Viewpoint: Attorney misconduct reveals ARDC flaws

The stink of the Wade Morris case has risen again. Morris is a Rockford attorney accused of several offenses against some of his clients.

The story has recently been reported by the Freeport Journal Standard and the Rockford Register Star.

This situation began back in 1996 when Morris was retained by an unemployed mother of three, who was drawing disability pay for a mental disorder, to represent her in a child support case, according to findings of the Illinois Attorney Registration and Disciplinary Commission (ARDC).

The ARDC report stated that when the woman told Morris she could not pay his fees, she was coerced into a sexual relationship that lasted from November 1995 to August 1996. Morris was married in the latter month. The woman told the review board investigators she had sex with the attorney between seven and nine times.

Morris is an assistant public defender in Stephenson County. He also was hired by another woman in a bankruptcy matter. The woman faced other legal problems related to a driving under the influence charge. While Morris was representing the woman, he also was hired by her husband to represent the man in a divorce proceeding against his wife, who was the one in the bankruptcy matter. When this second woman visited his office, the ARDC report states, he “told her that he would let her go to jail if she did not have sex with him.”

The woman failed to appear in court on the driving charges when scheduled, but did appear on April 4, 200l. At that time, she told the judge she did not show on Sept. 1, 2000, because she feared Morris would be present, and since she had spurned his sexual advances, she would go to jail.

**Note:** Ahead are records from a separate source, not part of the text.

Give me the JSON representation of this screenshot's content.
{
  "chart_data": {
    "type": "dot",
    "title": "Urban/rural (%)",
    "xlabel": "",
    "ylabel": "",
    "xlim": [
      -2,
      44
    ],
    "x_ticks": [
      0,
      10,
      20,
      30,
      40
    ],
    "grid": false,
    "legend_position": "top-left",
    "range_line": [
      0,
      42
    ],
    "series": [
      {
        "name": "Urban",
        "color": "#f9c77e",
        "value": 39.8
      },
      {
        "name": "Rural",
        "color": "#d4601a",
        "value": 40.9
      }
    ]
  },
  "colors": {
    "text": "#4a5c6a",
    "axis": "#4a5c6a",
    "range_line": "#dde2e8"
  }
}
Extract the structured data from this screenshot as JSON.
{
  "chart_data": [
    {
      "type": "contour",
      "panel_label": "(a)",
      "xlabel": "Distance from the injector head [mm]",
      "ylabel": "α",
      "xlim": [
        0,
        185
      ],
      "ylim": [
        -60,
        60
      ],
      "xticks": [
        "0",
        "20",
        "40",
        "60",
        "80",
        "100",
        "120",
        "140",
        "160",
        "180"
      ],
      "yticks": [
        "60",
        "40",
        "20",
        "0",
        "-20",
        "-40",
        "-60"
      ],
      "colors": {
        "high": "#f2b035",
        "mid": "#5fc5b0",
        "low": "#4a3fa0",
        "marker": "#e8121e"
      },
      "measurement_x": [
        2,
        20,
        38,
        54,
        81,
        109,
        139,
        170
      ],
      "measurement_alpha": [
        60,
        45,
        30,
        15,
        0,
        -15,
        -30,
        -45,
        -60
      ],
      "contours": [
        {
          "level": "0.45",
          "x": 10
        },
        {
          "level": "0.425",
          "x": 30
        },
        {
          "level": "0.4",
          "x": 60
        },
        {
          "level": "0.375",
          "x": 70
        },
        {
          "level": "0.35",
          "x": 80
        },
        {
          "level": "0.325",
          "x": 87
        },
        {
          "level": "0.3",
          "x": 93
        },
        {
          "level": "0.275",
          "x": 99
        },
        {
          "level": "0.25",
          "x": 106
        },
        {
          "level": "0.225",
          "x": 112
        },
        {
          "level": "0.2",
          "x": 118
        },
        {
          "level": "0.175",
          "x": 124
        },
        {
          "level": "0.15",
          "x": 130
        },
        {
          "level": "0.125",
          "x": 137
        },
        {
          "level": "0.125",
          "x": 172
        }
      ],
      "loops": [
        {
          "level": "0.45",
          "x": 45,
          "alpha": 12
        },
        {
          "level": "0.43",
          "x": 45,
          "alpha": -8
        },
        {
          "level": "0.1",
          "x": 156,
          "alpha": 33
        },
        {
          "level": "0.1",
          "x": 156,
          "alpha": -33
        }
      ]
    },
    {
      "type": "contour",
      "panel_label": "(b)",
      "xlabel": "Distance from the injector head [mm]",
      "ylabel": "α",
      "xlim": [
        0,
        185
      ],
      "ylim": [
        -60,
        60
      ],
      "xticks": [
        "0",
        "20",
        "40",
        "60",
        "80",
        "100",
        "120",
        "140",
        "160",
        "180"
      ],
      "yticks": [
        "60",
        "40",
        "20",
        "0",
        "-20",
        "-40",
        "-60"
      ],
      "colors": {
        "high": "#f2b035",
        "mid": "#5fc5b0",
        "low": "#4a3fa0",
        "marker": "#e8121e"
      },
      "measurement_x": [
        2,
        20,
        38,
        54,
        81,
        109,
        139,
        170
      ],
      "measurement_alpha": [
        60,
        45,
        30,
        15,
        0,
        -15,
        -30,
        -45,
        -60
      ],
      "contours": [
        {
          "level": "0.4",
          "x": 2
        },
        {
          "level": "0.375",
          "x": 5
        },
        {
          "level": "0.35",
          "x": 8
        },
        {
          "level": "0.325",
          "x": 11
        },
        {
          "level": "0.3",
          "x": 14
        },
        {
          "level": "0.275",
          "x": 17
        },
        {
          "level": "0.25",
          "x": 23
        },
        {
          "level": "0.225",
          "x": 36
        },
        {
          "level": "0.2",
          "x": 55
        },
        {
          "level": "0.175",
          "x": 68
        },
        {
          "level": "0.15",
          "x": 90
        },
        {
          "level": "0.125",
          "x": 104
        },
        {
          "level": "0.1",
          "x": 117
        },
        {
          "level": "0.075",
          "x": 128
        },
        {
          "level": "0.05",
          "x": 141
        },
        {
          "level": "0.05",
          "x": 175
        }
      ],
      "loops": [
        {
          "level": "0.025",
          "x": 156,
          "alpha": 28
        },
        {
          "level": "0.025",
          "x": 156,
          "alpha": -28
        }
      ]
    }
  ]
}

The upshot of all this is that the ARDC hearing board recommended Morris be suspended from practicing law for nine months. Big deal! Morris has done this kind of thing twice that has come to light. How many other times he pulled this stunt and there was no complaint, we don’t know.

It only took the ARDC until June 27, 2002, to file a complaint against this weasel. Remember this all began in 1996. An amended complaint was filed in January 2005, and a second amended complaint in May of the same year.

The hearing board’s report said the testimony by both women victims and “vulnerable” former clients of Morris “show that (Morris) used the same modus operandi, namely, forcing clients to have sex with him when they could not afford to pay his legal fees.”

The report further said Morris “aggravated his misconduct by failing to recognize the seriousness of his misconduct or to show remorse for his alleged actions. Without acknowledgment of misconduct and an expression of remorse (Morris) is more likely to repeat the misconduct.”

Despite this reprehensible behavior, the best the ARDC could recommend was a nine-month suspension from practice. As the hearing board said, Morris is highly likely to repeat the same behavior after his suspension is up.

This limp-wristed, slap-on-the-hand approach is not correcting the problem. A sexual predator such as this guy should be booted out of the legal profession and tried on criminal charges. If not, where is the justice for the victims?

After this situation came to light—at least to the press—Morris quietly closed his Rockford office and shut down the phones. He dodged the press and slipped out of town. Now, he turns up in Stephenson County.

We have seen this charade before; protect the good ol’ boys and only impose a nominal penalty that inflicts little punishment. When the enforced vacation is over, it’s right back to business as usual. More than one Winnebago County lawyer has been “disciplined” in this manner, and there are others in Stephenson, Jo Daviess and surrounding counties.

Too many Morris types have stained the escutcheon of the bar.

Maybe we need to disband the ARDC and start over. Create an entity with some legal muscle and the ability to prosecute. Morris’ case is subject to deliberation of the state supreme court.

There also should be some compensation for victims of these Rabelaisian rogues.

The ARDC concluded Morris: represented a client when such representation may be limited by the lawyer’s own interest; representing a client when that service will be directly adverse to another client; failure to withdraw when the lawyer knows continued service will violate the supreme court rules; breaching a fiduciary duty; overstepping the attorney-client relationship; and committing a criminal act reflecting adversely on the judicial system and the legal profession.

It is ironic that Morris’ supposed “good character” was attested to by two Stephenson County judges and two attorneys.

It seems to me the disciplinary commission is in reality more of an impediment to true justice than a punishment and correction for miscreant attorneys.